Suicide attack on Journalists’ club kills three in northwest Pakistan
A suicide bomber attacked a club for journalists in Pakistan's northwest city of Peshawar on Tuesday, killing three people including a woman and wounding 17.
The suicide bomber detonated his explosives when a policeman Riaz deployed at the gate of the Press Club tried to prevent him from entering the premises. The policeman was among the four persons including a woman and accountant of the press, Mian Iqbal and the bomber who died in the blast.
‘A policeman tried to search the attacker as he approached the press club's gate, but the man resisted and was able to trigger his explosives, killing the officer and an accountant who worked for the organization’, said Peshawar's police chief, Liaquat Ali Khan.
A woman who was at the site of the attack apparently died of cardiac arrest, said Sahib Gul, a doctor at a hospital in Peshawar where the three bodies were brought.
Seventeen other people were injured in the attack, many of whom were traveling in a bus that passed the press club when the explosion occurred, said Gul.
Bomb disposal squad chief Tanveer Ahmed said most of the casualties were caused by steel pellets and nails stuffed in the suicide bomber's explosives vest.
No group claimed responsibility for the attack. The blast damaged the Press Club and blew out its windows. A sizeable number of people were present in the Club at the time of the attack. Several cars parked outside the Club were also damaged. Security forces cordoned off the area and gathered the body parts of the bomber.
The North West Frontier Province information Minister Mian Iftikhar Hussain was scheduled to address a news conference in the Club later in the afternoon.
After the blast the minister who visited the site said ‘Journalists have played a vital role in our war by exposing the terrorists, so they are on the target list too like mosques, bazaars and security institutions.’

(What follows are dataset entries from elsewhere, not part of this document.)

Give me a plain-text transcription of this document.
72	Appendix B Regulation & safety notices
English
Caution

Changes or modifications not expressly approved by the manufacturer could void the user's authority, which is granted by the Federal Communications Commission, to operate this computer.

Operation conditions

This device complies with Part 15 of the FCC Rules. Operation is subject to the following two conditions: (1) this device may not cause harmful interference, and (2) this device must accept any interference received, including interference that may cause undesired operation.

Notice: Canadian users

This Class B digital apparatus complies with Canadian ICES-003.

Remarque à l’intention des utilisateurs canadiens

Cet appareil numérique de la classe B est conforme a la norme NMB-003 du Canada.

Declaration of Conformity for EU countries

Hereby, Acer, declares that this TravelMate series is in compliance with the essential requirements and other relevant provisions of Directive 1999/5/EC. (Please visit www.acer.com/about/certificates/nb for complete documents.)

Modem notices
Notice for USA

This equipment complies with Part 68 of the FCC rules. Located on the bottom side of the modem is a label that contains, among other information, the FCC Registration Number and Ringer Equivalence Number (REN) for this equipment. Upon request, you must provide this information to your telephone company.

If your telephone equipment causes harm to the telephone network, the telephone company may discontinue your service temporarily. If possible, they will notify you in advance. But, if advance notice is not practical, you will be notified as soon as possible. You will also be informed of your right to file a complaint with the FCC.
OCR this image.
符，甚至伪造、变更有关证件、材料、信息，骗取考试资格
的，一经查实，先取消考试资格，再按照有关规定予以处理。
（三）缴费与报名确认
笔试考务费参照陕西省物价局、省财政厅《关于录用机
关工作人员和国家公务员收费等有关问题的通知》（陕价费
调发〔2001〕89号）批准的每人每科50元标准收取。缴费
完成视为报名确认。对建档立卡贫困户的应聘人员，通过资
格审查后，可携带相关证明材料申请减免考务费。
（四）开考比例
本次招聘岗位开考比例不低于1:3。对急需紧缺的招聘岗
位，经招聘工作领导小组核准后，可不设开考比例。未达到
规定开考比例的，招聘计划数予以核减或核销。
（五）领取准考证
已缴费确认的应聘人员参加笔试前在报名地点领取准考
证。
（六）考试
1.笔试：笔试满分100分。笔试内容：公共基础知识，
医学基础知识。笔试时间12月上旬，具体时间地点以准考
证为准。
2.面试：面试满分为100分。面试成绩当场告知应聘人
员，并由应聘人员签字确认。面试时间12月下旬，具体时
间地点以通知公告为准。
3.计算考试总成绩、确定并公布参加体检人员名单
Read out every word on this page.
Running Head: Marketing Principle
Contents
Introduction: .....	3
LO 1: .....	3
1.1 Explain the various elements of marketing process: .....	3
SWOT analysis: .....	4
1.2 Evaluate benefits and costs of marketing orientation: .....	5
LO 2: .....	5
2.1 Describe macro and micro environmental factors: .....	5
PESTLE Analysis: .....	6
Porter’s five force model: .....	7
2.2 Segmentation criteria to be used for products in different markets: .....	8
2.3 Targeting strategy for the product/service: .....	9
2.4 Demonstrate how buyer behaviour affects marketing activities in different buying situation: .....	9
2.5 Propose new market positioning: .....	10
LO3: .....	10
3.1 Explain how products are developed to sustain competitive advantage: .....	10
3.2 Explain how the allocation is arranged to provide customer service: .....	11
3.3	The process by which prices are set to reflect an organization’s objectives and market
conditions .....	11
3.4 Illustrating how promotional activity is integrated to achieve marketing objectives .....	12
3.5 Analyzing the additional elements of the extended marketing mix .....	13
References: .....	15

About the security arrangements the minister said, 'We have already taken special measures in view of Muharram but suicide attacks cannot be totally eliminated such incidents cannot be ruled out in future. But we will continue our struggle against terrorists.'
The Peshawar City has been hit by at least seven attacks in the past two months in retaliation for a military offensive launched in mid-October against the militants’ stronghold of South Waziristan in Pakistan's lawless tribal area near the Afghan border. An attack in late October in a market popular with women and children in Peshawar killed 112 people.